Microsoft’s New “Surface” Tablet: A Rearview Mirror Technology
The Microsoft Surface Tablet with Windows RT features a 10.6 inch ClearType HD display, processing is [provided by an NVIDIA Tegra based ARM processor, and it will come with a choice of 32GB or 64GB of built in storage.
The New Microsoft Surface Tablet & the Rear-view Mirror Effect
by R.J. Jacquez
Herbert Marshall McLuhan, the late, great philosper, who is known for coining powerful expressions, such as “the medium is the message,” had one quote in particular that has stuck with me for a long time, namely:
“The past went that-a-way. When faced with a totally new situation, we tend always to attach ourselves to the objects, to the flavor of the most recent past. We look at the present through a rear view mirror. We march backwards into the future.”
This became known as the rear-view mirror effect.
“We march backwards into the future.” Wow. Very powerful stuff indeed.
I believe this helps us understand what we are seeing today in this new era of mobile computing. It’s human nature to hold on to principles we feel comfortable with, as we tackle new paradigm shifts. I’m seeing this everywhere in eLearning and mLearning, including how tool vendors scramble to figure out how to get their users from eLearning to mLearning.
And I saw this effect again yesterday as I watched Microsoft unveiled their upcoming Tablet called Surface. I admire the fact that in designing and manufacturing a Tablet, Microsoft chose not to “copycat” the iPad and instead took a chance with a bold new approach to Tablet computing. Having said that, I’m not sure I agree with their approach as compared to Apple with their iPad.
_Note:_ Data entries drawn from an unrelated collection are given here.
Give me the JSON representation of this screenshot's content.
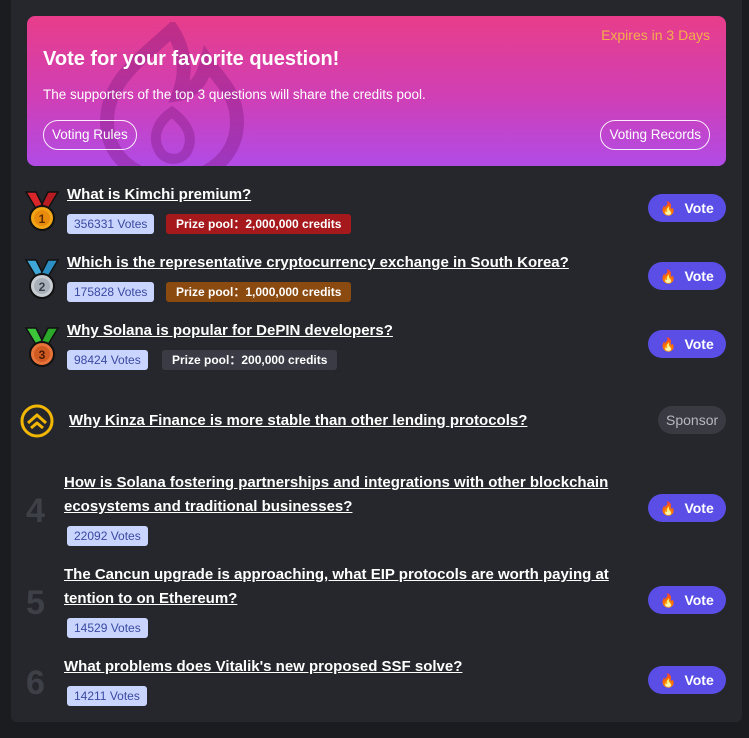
{
  "hero": {
    "expires": "Expires in 3 Days",
    "title": "Vote for your favorite question!",
    "subtitle": "The supporters of the top 3 questions will share the credits pool.",
    "rules_label": "Voting Rules",
    "records_label": "Voting Records"
  },
  "vote_label": "Vote",
  "top": [
    {
      "title": "What is Kimchi premium?",
      "votes": "356331 Votes",
      "prize": "Prize pool：2,000,000 credits"
    },
    {
      "title": "Which is the representative cryptocurrency exchange in South Korea?",
      "votes": "175828 Votes",
      "prize": "Prize pool：1,000,000 credits"
    },
    {
      "title": "Why Solana is popular for DePIN developers?",
      "votes": "98424 Votes",
      "prize": "Prize pool：200,000 credits"
    }
  ],
  "sponsor": {
    "title": "Why Kinza Finance is more stable than other lending protocols?",
    "badge": "Sponsor"
  },
  "rest": [
    {
      "rank": "4",
      "title_line1": "How is Solana fostering partnerships and integrations with other blockchain",
      "title_line2": "ecosystems and traditional businesses?",
      "votes": "22092 Votes"
    },
    {
      "rank": "5",
      "title_line1": "The Cancun upgrade is approaching, what EIP protocols are worth paying at",
      "title_line2": "tention to on Ethereum?",
      "votes": "14529 Votes"
    },
    {
      "rank": "6",
      "title_line1": "What problems does Vitalik's new proposed SSF solve?",
      "title_line2": "",
      "votes": "14211 Votes"
    }
  ],
  "colors": {
    "vote_button": "#5a4ee6",
    "votes_badge_bg": "#c9d4ff",
    "prize_gold": "#a5181c",
    "prize_silver": "#8b4a10",
    "prize_bronze": "#3a3b44",
    "expires": "#f3b04a"
  }
}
In fact I think Microsoft’s latest move epitomizes what Mr. McLuhan meant by the rear-view mirror effect. Microsoft is holding on to everything they know about the PC as they figure out how to compete in a mobile, Post-PC era. While watching the Keynote video, I noticed Steven Sinofsky from Microsoft described Microsoft’s vision of the tablet as follows:
“We have a vision for reimagining the Tablet, we see a Tablet that has been designed the way Windows has been designed. We see a Tablet that represents a unique vision for the seamless expression of entertainment and creativity. A Tablet that works and play that way that you want to. A tablet that’s a great PC. A PC that’s a great Tablet.”
I was right there with him until he said “A Tablet that’s a great PC. A PC that’s a great Tablet.” And then I heard another thing that made me think that Microsoft doesn’t really understand mobile. This one is from Steve Ballmer himself
“If you use your PC to design and create things, this is for you. Imagine if we built this so we could use all the apps you’re familiar with.”
In seeing the demos in the video, it’s clear to me that Microsoft really looks at a Tablet as a traditional PC. The Surface even comes with a USB port, so does mean users will be able to attach a mouse? What about the beauty of touch computing? They also showed a full blown version of Word running on the Tablet. They are literally taking everything in Windows in “shrinking” it down for the 10″ tablet display. Read the rest at
The “rear-view mirror effect” is one thing, but it’s not the only McLuhan idea to be applied here to understand this situation. One of Marshall McLuhan’s less well-known ideas is that the content of any medium is always another medium, usually an older one (McLuhan, 1994, p. 8). In his most famous work, Understanding Media (1964), he offers as examples the notion that the content of writing is speech, of print is the written word, and of the telegraph is print. An extension of this idea is that any new medium initially tends to imitate the old medium that is its content, as (Logan, 2000, p. 19) notes: “When a medium first appears, it uses the content of another medium exclusively for its content until its users have learned to exploit the new medium to develop new forms of expression.” Numerous examples can be cited. The first literary works to appear in written form were transcriptions of stories that had traditionally been narrated orally, such as Homer’s Iliad, the Hebrew scriptures, and the Hindu Vedas (Logan, 2000, p. 19). Only later did authors develop writing styles that better exploited the new print medium. The early telephone was known as the “talking telegraph” and the early cinema filmed the performances of stage plays, which were shot from a single stationery camera. While the French Lumière brothers offered the first public film screening in 1895, it was not until two to three decades later that a distinctive “new grammar” for film began to emerge with the work of filmmakers such as Griffiths, Eisenstein and Pudovkin. Likewise, movies and vaudeville entertainments were the initial content of television, with programs specifically crafted to exploit the biases of the new medium only developing later.
It seems clear that Microsoft’s new “Surface” tablet imitates its PC laptop predecessor and is a derivative of it. As such, it seems to be a step backward from Apple’s iPad tablet and this technology will evolve in form and function until it arrrives at its own unique grammar and functionality……..AlexK
You can’t navigate into the future by gazing into the rear-view mirror.